Eu sabia. E ninguém mais
sabia. Dia e hora. E porque se sabe, ah, isso eu nunca soube. Tem coisa que é
assim, aparece do nada igual notícia boa. Acordei e veio. Como quem vai se
acostumando com a luz depois de muito tempo no escuro. Pupilas retraídas e
claro. Não posso negar, sim, passou da hora, mas é aquele tipo de coisa que
parece que nunca vai. Foi. Então é isso mesmo?
A saudade rasgando. Na boca, no peito, na
boca do estômago. Rasga de deixar fiapo. Eu senti, doeu. Sentei, escrevi.

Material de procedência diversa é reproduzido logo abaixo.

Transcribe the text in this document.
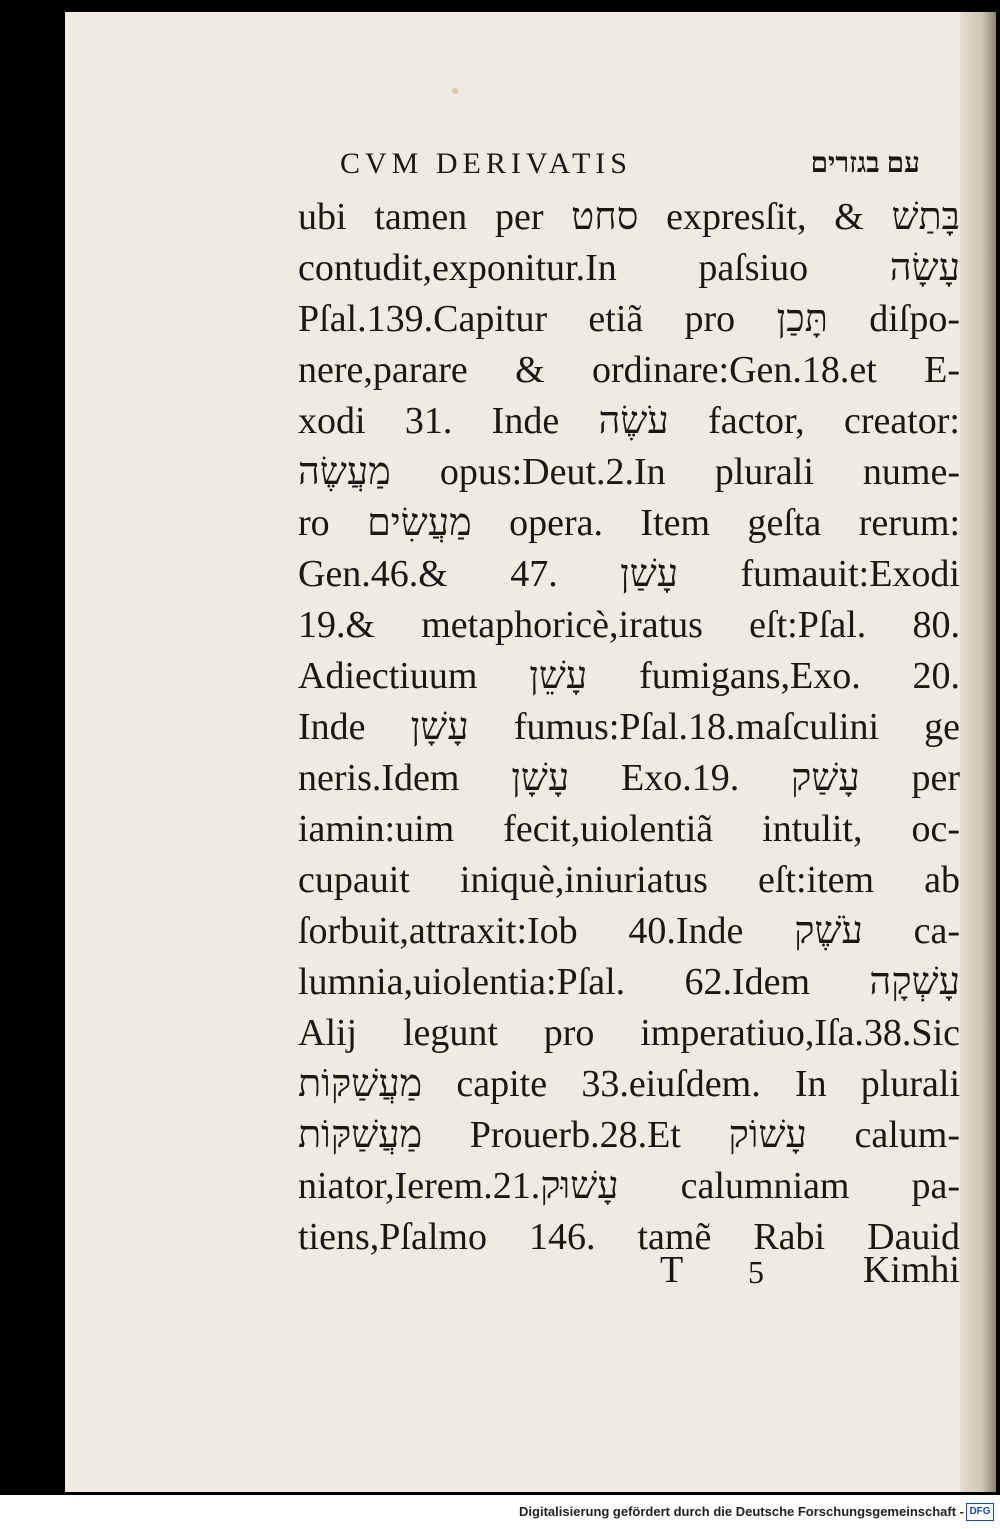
CVM DERIVATIS	עם בגזרים
ubi tamen per סחט expresſit, & בָּתַשׁ
contudit,exponitur.In paſsiuo עָשָׂה
Pſal.139.Capitur etiã pro תָּכַן diſpo-
nere,parare & ordinare:Gen.18.et E-
xodi 31. Inde עֹשֶׂה factor, creator:
מַעֲשֶׂה opus:Deut.2.In plurali nume-
ro מַעֲשִׂים opera. Item geſta rerum:
Gen.46.& 47. עָשַׁן fumauit:Exodi
19.& metaphoricè,iratus eſt:Pſal. 80.
Adiectiuum עָשֵׁן fumigans,Exo. 20.
Inde עָשָׁן fumus:Pſal.18.maſculini ge
neris.Idem עָשָׁן Exo.19. עָשַׁק per
iamin:uim fecit,uiolentiã intulit, oc-
cupauit iniquè,iniuriatus eſt:item ab
ſorbuit,attraxit:Iob 40.Inde עֹשֶׁק ca-
lumnia,uiolentia:Pſal. 62.Idem עָשְׁקָה
Alij legunt pro imperatiuo,Iſa.38.Sic
מַעֲשַׁקּוֹת capite 33.eiuſdem. In plurali
מַעֲשַׁקּוֹת Prouerb.28.Et עָשׁוֹק calum-
niator,Ierem.21.עָשׁוּק calumniam pa-
tiens,Pſalmo 146. tamẽ Rabi Dauid
T 5	Kimhi
Digitalisierung gefördert durch die Deutsche Forschungsgemeinschaft - DFG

Você não veio na sexta. Era só mais uma sexta e eu ainda lembrava aquelas
outras que a gente chegava a casa e se jogava na cama, meio sem jeito até se
ajeitar. O quartinho, ele virava mais um e éramos três quando estávamos lá,
configurava tempo-espaço de outra forma. Às vezes se apertava até a gente
entrar um no outro, por outras se dilatava e eu te perdia de vista. Tinha os
dias que o tempo não passava, a gente nem sentia fome, e os tantos outros que o
relógio nos empurrava para fora dali.
Vi, ando vendo o que eles não veem. As
pessoas, sim, tirando nós tem um monte delas, não sabem. E porque deveriam
saber? Vão e vem, correm para pagar as contas, para beber a cerveja do final do dia, carregam seus sonhos bem presos entre os dedos. Os dedos,
quando seus, entram, apertam, esfregam até quase doer, e eu, eu
enlouqueço.
Tem
dia, logo pela manhã faz um silêncio parado, como se tudo estivesse morto. E
aí vem uma, como posso dizer, uma onda. Me leva, eu aperto as unhas dentro das
mãos, machuca um pouco. Os olhos arregalados, mesmo no escuro,
se abrem, como se fossem comer alguma coisa. E quando enfim volto a mim
está tudo nítido. Acho que isso é o que os índios chamam de
"ver". Eu vejo. E sem o peyote,
sem mescalito, sem cogumelo. Vejo
e demoro uns dias para esquecer. Nessa mania de querer enxergar o lado que
você não mostra.
Sinto um perfume doce entrar pela janela, o dia morno engolindo lá fora e eu
aqui, com a descoberta apertando a garganta. Um nó, o telefone não toca há
dias. Com saudade e ligeiramente magoada como as mulheres costumam ficar. O
cachorro vem me lamber os pés, alheio ao futuro que não nos espera: "É
hoje, hoje acaba". Coisa dada, inevitável. E “tu reclamava” da minha mania
de desviar, é que se encaro, você descobre: "Eu gosto mais de você do que
dele". Sussurrei tão baixo que nem ouvi. Teu sono leve, as costas lisas e
quentes, o braço formigando e eu nem me incomodava de ouvir o teu serra-maxilar
a noite toda. Só um menino ainda, penso que homem de verdade não deve
sofrer de bruxismo. Tá na hora.
Subi a Rua das
Laranjeiras correndo, enquanto tudo ia derretendo. As cores primeiro, os
prédios, as roupas ficando cinza. Depois das cores as bordas iam se misturando,
turvas, encolhendo até virar nada. As pessoas por último, assustadas,
conformadas. No fundo a gente sabe que uma hora vai acontecer. Aconteceu,
dentro da nossa cabeça, no começo, quando eu me perdia na pintinha que você tem
na nuca e demorava em me achar. O cabelo preto e bagunçado, a pele branca, a
barba que nunca via gillete e o beijo
que fez o trânsito parar.
Como nos sonhos, como nos filmes, não tinha mais ninguém na
rua, só eu. As casas como que mal assombradas, nem os gatos de rua resistem ao
frio da madrugada do Cosme Velho. O Cristo está pertinho mas eu nem levanto a
cabeça para buscar alguma bênção. Estou com pressa. Você ainda assiste Seinfeld de madrugada? Bati na porta duas
vezes, você abriu assustado. e o mundo. acabou. no. seu. pescoço.